Again the dashed line in the plot indicates what would be a perfect correlation between these quantities. We see that up to around Q10 the per-base quality scores do reflect the empirical error for that score. Quality scores of greater than 10 tend to underestimate the error probability. For example of all bases labeled as Q20 the proportional of them which are errors in the sequencing is equivalent to ≈Q12.5. This unfortunately compounds the use of the per-base qualities when attempts are made to use them in algorithms such as consensus or variant calling. Notwithstanding this observation, the calibration performed by Guppy, such as it is, is performed globally across all sequence positions: it does not attempt to model error contigent on the genomic context (although we may presume that the neural network outputs take-in such effects to some extent).

Highly accurate reads

This section was contributed by Tim Massingham, Research Fellow, Oxford Nanopore Technologies, and edited by the EPI2ME Labs Team.

As read accuracies increase, read accuracy distributions can have an artifactual mass on infinity due to shorter, perfect reads.

Extrapolating from these reads to declare that a proportion of reads from sequencing are >Q50 is unsafe and plotting raw read error-rate distributions gives a misleading view of the sequencing accuracy. Can we derive alternative ways of estimating per-read Q-scores.

Let’s first define $e_i$ the number of errors in a read $i$, and $N_i$ the alignment length of read $i$. The following are then all ways to produce improved predicted read error rate distributions:

Frequentist “plus-4” rule

The Wilson Score Interval is an improvement to the standard Normal confidence interval with better behaviour for small samples and extremely skewed distributions.
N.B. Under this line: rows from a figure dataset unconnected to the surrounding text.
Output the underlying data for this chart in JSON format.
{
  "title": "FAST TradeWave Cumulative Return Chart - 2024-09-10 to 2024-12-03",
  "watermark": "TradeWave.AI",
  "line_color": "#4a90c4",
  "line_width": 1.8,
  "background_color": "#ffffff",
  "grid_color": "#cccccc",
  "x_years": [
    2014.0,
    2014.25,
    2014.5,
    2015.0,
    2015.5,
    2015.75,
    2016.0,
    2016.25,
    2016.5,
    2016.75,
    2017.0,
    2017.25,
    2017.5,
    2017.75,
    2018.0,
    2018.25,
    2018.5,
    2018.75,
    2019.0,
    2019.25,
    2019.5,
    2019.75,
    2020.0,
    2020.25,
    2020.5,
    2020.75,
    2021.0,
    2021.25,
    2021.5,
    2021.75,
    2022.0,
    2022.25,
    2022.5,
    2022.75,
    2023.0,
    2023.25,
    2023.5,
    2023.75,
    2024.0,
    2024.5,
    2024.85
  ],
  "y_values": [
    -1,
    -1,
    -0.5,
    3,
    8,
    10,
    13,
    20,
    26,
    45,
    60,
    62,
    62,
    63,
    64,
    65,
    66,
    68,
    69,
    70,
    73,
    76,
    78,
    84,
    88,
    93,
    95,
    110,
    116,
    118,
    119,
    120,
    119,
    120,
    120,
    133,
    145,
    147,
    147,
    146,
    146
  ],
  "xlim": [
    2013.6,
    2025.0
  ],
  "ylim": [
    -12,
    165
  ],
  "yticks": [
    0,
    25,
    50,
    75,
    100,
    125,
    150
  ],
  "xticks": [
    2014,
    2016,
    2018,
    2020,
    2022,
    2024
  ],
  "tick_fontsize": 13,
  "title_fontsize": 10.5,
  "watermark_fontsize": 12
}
Intuitively, the confidence interval pulls the centre of the distribution, and so the point estimate of error rate, towards one-half in a manner dependent on the sequence length. This leads to the “plus 4 rule”:

$$\hat{p_i} = \frac{e_i + 2}{N_i + 4}$$

Bayesian: Jeffreys’ prior

For those of a Bayesian persuasion, we could instead use a “non-informative” Jeffreys’ prior over the error proportion, this is the Beta distribution with parameters (1/2 , 1/2).
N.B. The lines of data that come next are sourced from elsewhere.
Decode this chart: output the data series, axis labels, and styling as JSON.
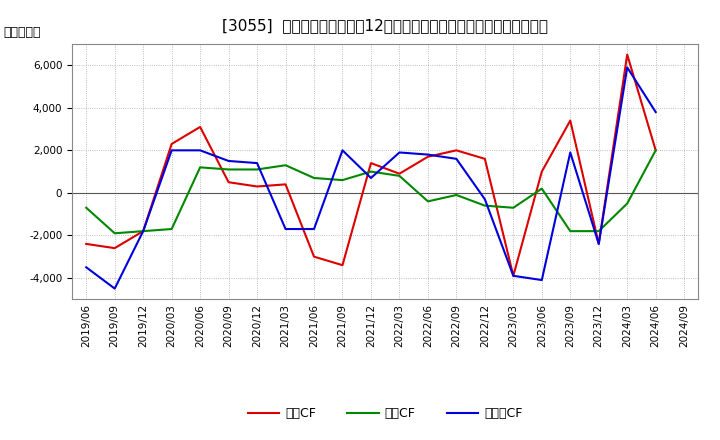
{
  "title": "[3055]  キャッシュフローの12か月移動合計の対前年同期増減額の推移",
  "ylabel": "（百万円）",
  "x_labels": [
    "2019/06",
    "2019/09",
    "2019/12",
    "2020/03",
    "2020/06",
    "2020/09",
    "2020/12",
    "2021/03",
    "2021/06",
    "2021/09",
    "2021/12",
    "2022/03",
    "2022/06",
    "2022/09",
    "2022/12",
    "2023/03",
    "2023/06",
    "2023/09",
    "2023/12",
    "2024/03",
    "2024/06",
    "2024/09"
  ],
  "series_order": [
    "営業CF",
    "投資CF",
    "フリーCF"
  ],
  "series": {
    "営業CF": {
      "color": "#dd0000",
      "values": [
        -2400,
        -2600,
        -1800,
        2300,
        3100,
        500,
        300,
        400,
        -3000,
        -3400,
        1400,
        900,
        1700,
        2000,
        1600,
        -3900,
        1000,
        3400,
        -2400,
        6500,
        2000,
        null
      ]
    },
    "投資CF": {
      "color": "#008800",
      "values": [
        -700,
        -1900,
        -1800,
        -1700,
        1200,
        1100,
        1100,
        1300,
        700,
        600,
        1000,
        800,
        -400,
        -100,
        -600,
        -700,
        200,
        -1800,
        -1800,
        -500,
        2000,
        null
      ]
    },
    "フリーCF": {
      "color": "#0000dd",
      "values": [
        -3500,
        -4500,
        -1800,
        2000,
        2000,
        1500,
        1400,
        -1700,
        -1700,
        2000,
        700,
        1900,
        1800,
        1600,
        -300,
        -3900,
        -4100,
        1900,
        -2400,
        5900,
        3800,
        null
      ]
    }
  },
  "ylim": [
    -5000,
    7000
  ],
  "yticks": [
    -4000,
    -2000,
    0,
    2000,
    4000,
    6000
  ],
  "background_color": "#ffffff",
  "plot_bg_color": "#ffffff",
  "grid_color": "#aaaaaa",
  "title_fontsize": 11,
  "label_fontsize": 9,
  "tick_fontsize": 7.5,
  "legend_fontsize": 9
}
The Beta distribution is self-conjugate with respect to the Binomial distribution; the posterior probability is also a Beta distribution and we can obtain a MAP estimate of the error rate:

$$ Post \sim \beta(\tfrac{1}{2} + e_i, \tfrac{1}{2} + N_i - e_i) $$ $$ \hat{p_i} = \frac{e_i + \tfrac{1}{2}}{N_i + 1} $$

In this case, a Jeffreys’ prior is equivalent to adding half an error and half a success to the calculation of a read’s error.

Empirical Bayes

We can go futher than a Jeffreys’ prior and estimate the error proportion from all of the reads and assume a Beta prior distribution with this error rate.

As with the Jeffreys’ prior approach, the posterior distribution for the error rate for each read is also a Beta distribution and we can obtain a MAP estimate of the error rate, leading to:

$$ \hat{p} = \sum_i \frac{e_i}{N_i} $$ $$ \hat{v} = \sum_i \frac{e_i^2}{N_i^2} - \hat{p}^2 $$ $$ w = \frac{\hat{p}(1-\hat{p})}{\hat{v}} - 1 $$ $$ \alpha = \hat{p}w $$ $$ \hat{p_i} = \frac{e_i + \alpha}{N_i + w} $$

Let’s apply the second method to some “duplex” nanopore sequencing data:

Comparison of read error histograms with and without inclusion of a prior. raw: error calculated via alignment. Jeffreys': as for raw with inclusion of uninformative prior. In the former case reads with error <1e-5 have been trucated to this value for display purposes. The count axis is truncated at 450.
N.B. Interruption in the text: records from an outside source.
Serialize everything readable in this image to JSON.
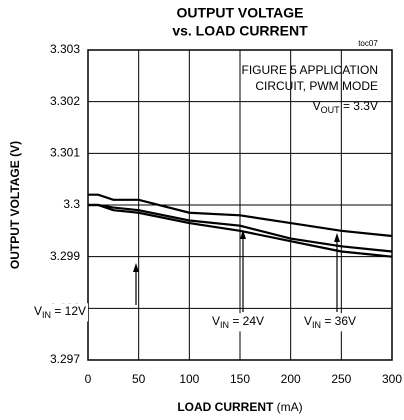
{
  "chart_data": {
    "type": "line",
    "title": [
      "OUTPUT VOLTAGE",
      "vs. LOAD CURRENT"
    ],
    "tag": "toc07",
    "note": [
      "FIGURE 5 APPLICATION",
      "CIRCUIT, PWM MODE"
    ],
    "note_vout": {
      "main": "V",
      "sub": "OUT",
      "after": " = 3.3V"
    },
    "xlabel": {
      "bold": "LOAD CURRENT",
      "unit": "(mA)"
    },
    "ylabel": "OUTPUT VOLTAGE  (V)",
    "x": [
      0,
      10,
      25,
      50,
      100,
      150,
      200,
      250,
      300
    ],
    "series": [
      {
        "color": "#000000",
        "values": [
          3.3002,
          3.3002,
          3.3001,
          3.3001,
          3.29985,
          3.2998,
          3.29965,
          3.2995,
          3.2994
        ]
      },
      {
        "color": "#000000",
        "values": [
          3.3,
          3.3,
          3.29995,
          3.2999,
          3.2997,
          3.2996,
          3.29935,
          3.2992,
          3.2991
        ]
      },
      {
        "color": "#000000",
        "values": [
          3.3,
          3.3,
          3.2999,
          3.29985,
          3.29965,
          3.2995,
          3.2993,
          3.2991,
          3.299
        ]
      }
    ],
    "annotations": [
      {
        "main": "V",
        "sub": "IN",
        "after": " = 12V"
      },
      {
        "main": "V",
        "sub": "IN",
        "after": " = 24V"
      },
      {
        "main": "V",
        "sub": "IN",
        "after": " = 36V"
      }
    ],
    "xlim": [
      0,
      300
    ],
    "xticks": [
      0,
      50,
      100,
      150,
      200,
      250,
      300
    ],
    "ylim": [
      3.297,
      3.303
    ],
    "yticks": [
      3.297,
      3.298,
      3.299,
      3.3,
      3.301,
      3.302,
      3.303
    ],
    "grid": true
  }
}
The effect of the prior is to regress the large values back toward the the uniform prior, that is toward an error of one-half.

Summary

To summarise, quality scores are often taken for granted but there are many aspects to consider and keep in mind when using quality scores for evaluating samples or as part of further analysis. Knowing how they have been produced, and what they reflect is crucial to using them effectively.

The data presented here suggest that current Guppy read “mean Q-scores” are useful for filtering lower quality reads from a dataset, but that care should be taken in using the per-base quality scores to compare bases between reads.